What does your PLN look like, and what does it to for your teaching?
“If you aren’t on Twitter, you need to be!”.
I bet I said this 20 times last Thursday and Friday. I was asked to attend the Midwest Regional Noyce Conference in Omaha, NE. This is a conference where pre-service teachers, teachers in the field, Master Teaching Fellows, and faculty and staff from many different colleges and universities come together and share ideas and experiences. The common thread through all is that they were in some way involved in the Noyce Scholarship Program. This program is specific to science & math teaching and works to get highly qualified teachers into high-need areas, like urban and rural schools. I received one of these scholarships while I was in college. During the conference, I was part of the “Voices from the Field” panel, as well as a co-leader in a presentation about building a PLN!
I was very excited to share the amazing world of Twitter with everyone there. I started tweeting right away, hoping to connect with someone at the conference who was also a Twitter veteran. Unfortunately, the only people tweeting seemed to be sitting next to me – two other attendees from my university. At that moment, I knew my mission for the two-day conference. Get people on Twitter!!
I can’t express how much Twitter and PLN I’ve built on there have done for me.
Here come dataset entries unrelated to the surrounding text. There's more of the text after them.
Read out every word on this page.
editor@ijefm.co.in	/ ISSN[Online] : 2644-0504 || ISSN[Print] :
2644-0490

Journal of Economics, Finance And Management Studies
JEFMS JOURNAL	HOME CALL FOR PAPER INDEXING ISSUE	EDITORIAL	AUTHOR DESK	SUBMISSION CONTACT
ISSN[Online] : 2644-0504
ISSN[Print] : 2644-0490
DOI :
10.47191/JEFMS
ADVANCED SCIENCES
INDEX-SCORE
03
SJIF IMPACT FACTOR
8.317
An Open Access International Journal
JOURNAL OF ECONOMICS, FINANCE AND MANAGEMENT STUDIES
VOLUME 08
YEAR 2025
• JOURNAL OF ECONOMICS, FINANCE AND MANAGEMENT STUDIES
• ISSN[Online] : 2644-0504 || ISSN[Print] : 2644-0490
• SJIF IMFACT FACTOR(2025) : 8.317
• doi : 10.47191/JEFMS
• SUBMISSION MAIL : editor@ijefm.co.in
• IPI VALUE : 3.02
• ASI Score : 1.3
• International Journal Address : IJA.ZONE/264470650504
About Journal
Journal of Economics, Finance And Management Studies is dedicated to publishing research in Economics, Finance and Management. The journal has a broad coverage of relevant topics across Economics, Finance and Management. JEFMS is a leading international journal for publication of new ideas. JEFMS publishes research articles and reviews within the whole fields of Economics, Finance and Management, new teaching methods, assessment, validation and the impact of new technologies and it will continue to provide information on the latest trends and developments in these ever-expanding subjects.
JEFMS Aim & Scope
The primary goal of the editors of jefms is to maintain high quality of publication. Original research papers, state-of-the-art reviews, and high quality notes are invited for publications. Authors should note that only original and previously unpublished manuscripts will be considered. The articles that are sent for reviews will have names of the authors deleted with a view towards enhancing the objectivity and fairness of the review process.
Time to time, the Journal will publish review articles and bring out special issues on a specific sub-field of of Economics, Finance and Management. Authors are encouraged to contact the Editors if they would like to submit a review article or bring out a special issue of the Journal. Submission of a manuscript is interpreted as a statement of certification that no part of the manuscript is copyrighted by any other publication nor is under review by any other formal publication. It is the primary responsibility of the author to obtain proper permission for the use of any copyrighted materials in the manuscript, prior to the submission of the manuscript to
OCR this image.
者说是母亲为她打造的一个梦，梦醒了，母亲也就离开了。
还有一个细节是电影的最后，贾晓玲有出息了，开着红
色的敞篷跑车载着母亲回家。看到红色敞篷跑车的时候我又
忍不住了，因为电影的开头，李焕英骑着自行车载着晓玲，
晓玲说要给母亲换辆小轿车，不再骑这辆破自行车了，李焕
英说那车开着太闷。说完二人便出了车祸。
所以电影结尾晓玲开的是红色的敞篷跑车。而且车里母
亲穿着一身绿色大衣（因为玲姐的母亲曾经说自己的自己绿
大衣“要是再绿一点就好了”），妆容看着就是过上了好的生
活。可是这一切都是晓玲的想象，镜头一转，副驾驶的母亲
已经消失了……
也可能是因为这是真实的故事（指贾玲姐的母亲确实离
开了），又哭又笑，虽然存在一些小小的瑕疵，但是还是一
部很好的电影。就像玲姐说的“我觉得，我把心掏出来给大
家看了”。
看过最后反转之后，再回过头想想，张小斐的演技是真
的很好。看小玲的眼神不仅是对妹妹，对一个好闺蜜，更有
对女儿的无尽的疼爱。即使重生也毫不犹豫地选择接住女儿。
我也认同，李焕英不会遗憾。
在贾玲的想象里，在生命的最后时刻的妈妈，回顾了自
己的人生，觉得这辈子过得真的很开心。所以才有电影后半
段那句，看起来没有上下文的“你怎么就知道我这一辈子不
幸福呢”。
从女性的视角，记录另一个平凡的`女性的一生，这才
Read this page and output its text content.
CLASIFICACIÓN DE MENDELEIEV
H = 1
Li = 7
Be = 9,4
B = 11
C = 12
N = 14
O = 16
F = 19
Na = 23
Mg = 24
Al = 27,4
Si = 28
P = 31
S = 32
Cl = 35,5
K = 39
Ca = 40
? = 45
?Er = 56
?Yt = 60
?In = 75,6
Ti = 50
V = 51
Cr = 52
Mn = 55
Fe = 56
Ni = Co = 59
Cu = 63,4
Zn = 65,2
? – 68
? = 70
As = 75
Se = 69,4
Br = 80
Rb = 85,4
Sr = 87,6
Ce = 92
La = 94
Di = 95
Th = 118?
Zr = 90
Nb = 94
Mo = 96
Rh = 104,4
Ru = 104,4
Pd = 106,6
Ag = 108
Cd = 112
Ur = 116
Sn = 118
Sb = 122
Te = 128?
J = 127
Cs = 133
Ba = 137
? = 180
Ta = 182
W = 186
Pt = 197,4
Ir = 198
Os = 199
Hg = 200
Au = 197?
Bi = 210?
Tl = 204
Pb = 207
Here are a few examples:
- Discovered the 30 Day Blog Challenge from @TeachThought
- Collaborated with Jessica Anderson (@TriSciCurious) on a Virtual Learning Project where our students connected with each other to do a project. (Her students are about 1000 miles from mine!)
- Connected with Dave Burgess (@burgessdave), author of Teach Like a Pirate, and I was able to see him speak live as well as on a Google Hang-Out.
- Found out about South Dakota EdCamp, and connected with other SD educators before and after the EdCamp.
- Have been involved in many chats, learned a ton, got support, gave support, and have really grown as an educator!
“If you aren’t on Twitter, you need to be!”
Check it out sometime, you will be amazed at the resource it is for educators!